Judge Aquilina's written order articulated the consumer protection rationale driving Michigan's action in unusually direct terms, describing Kalshi's offering as "masquerading as an investment opportunity" and finding that the platform's allowance of wagers by 18-to-20-year-olds – below Michigan's 21-and-older minimum gambling age – created the risk of "profound" harm to the state's youth. The ruling also found that Kalshi's operation outside Michigan's licensed gaming framework gave it an unfair structural advantage over compliant operators, and specifically noted that unlicensed prediction market sports contracts deprive Michigan tribes of gambling tax revenue they would otherwise receive from licensed sportsbooks operating on tribal land.

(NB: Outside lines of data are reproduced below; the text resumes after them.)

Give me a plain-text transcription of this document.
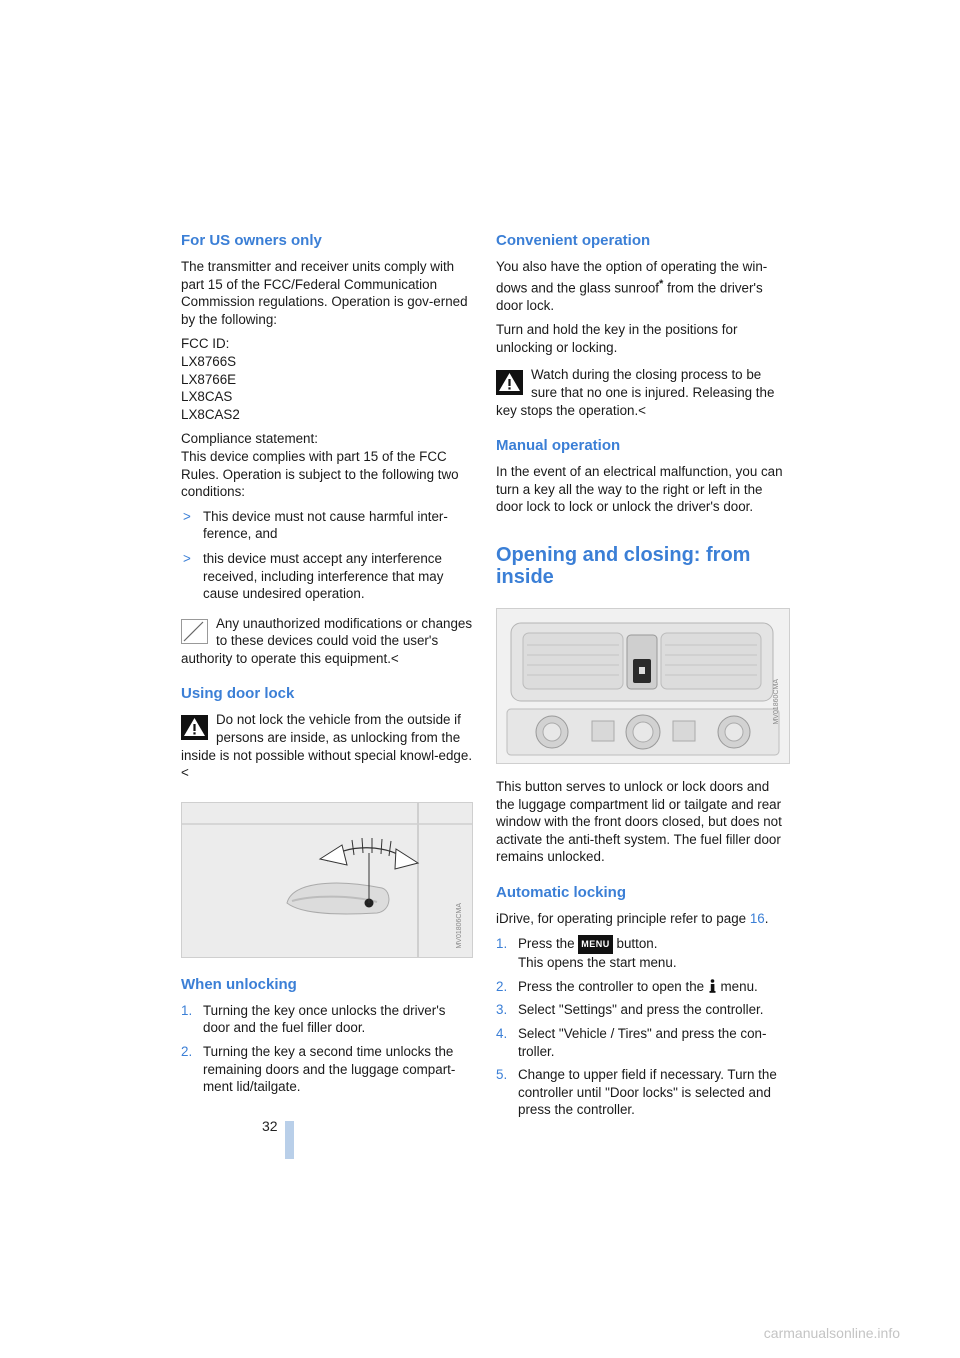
For US owners only

The transmitter and receiver units comply with part 15 of the FCC/Federal Communication Commission regulations. Operation is gov-erned by the following:

FCC ID:
LX8766S
LX8766E
LX8CAS
LX8CAS2

Compliance statement:
This device complies with part 15 of the FCC Rules. Operation is subject to the following two conditions:

> This device must not cause harmful inter-ference, and
> this device must accept any interference received, including interference that may cause undesired operation.
Any unauthorized modifications or changes to these devices could void the user's authority to operate this equipment.<
Using door lock
Do not lock the vehicle from the outside if persons are inside, as unlocking from the inside is not possible without special knowl-edge.<
MV01806CMA
When unlocking
1. Turning the key once unlocks the driver's door and the fuel filler door.
2. Turning the key a second time unlocks the remaining doors and the luggage compart-ment lid/tailgate.
Convenient operation

You also have the option of operating the win-dows and the glass sunroof* from the driver's door lock.

Turn and hold the key in the positions for unlocking or locking.

Watch during the closing process to be sure that no one is injured. Releasing the key stops the operation.<
Manual operation

In the event of an electrical malfunction, you can turn a key all the way to the right or left in the door lock to lock or unlock the driver's door.

Opening and closing: from inside
MV01860CMA

This button serves to unlock or lock doors and the luggage compartment lid or tailgate and rear window with the front doors closed, but does not activate the anti-theft system. The fuel filler door remains unlocked.

Automatic locking

iDrive, for operating principle refer to page 16.

1. Press the MENU button.
This opens the start menu.
2. Press the controller to open the  menu.
3. Select "Settings" and press the controller.
4. Select "Vehicle / Tires" and press the con-troller.
5. Change to upper field if necessary. Turn the controller until "Door locks" is selected and press the controller.
32
carmanualsonline.info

The federal posture under the Trump administration complicates the picture for state regulators even as their courtroom wins accumulate. The CFTC has consistently sided with Kalshi's position that federally registered event contracts fall under its exclusive jurisdiction, and the agency has sued several states directly to challenge their authority to regulate platforms it considers properly licensed at the federal level. This creates an unusual dynamic where state courts are ruling against Kalshi on procedural and substantive grounds even as the federal regulator with primary authority over the company's registration maintains that those state actions are themselves improper. KeyToFinancialTrends measures the stakes through that federal-state tension directly: Kalshi's company spokesperson has stated it will "fight" Michigan's decision while complying with the geolocation order in the interim, a posture that signals the company expects ultimate resolution to come from a higher federal court or from Congress rather than from the accumulation of individual state rulings, however numerous those become.

The competitive implications for the broader prediction market sector are immediate. Polymarket, which operates a comparable sports event contract product and saw its own sports betting volume surge 175% to $5.3 billion in the same period that drove Kalshi's growth, and Robinhood's prediction market product are both reportedly watching the Michigan litigation closely, given that any precedent established in Michigan's state courts would apply with equal force to their own sports-related offerings. Key To Financial Trends names the precedent risk as the central variable that will determine the prediction market industry's operating model for years to come: if Michigan's temporary order converts into a permanent injunction and similar rulings accumulate across the states currently litigating against Kalshi, the entire category of prediction-market sports contracts may be forced to obtain individual state gambling licenses state by state – the exact fragmented, costly compliance model that Kalshi's federal CFTC registration was designed to bypass, and one that would fundamentally reshape the unit economics of operating a national prediction market platform.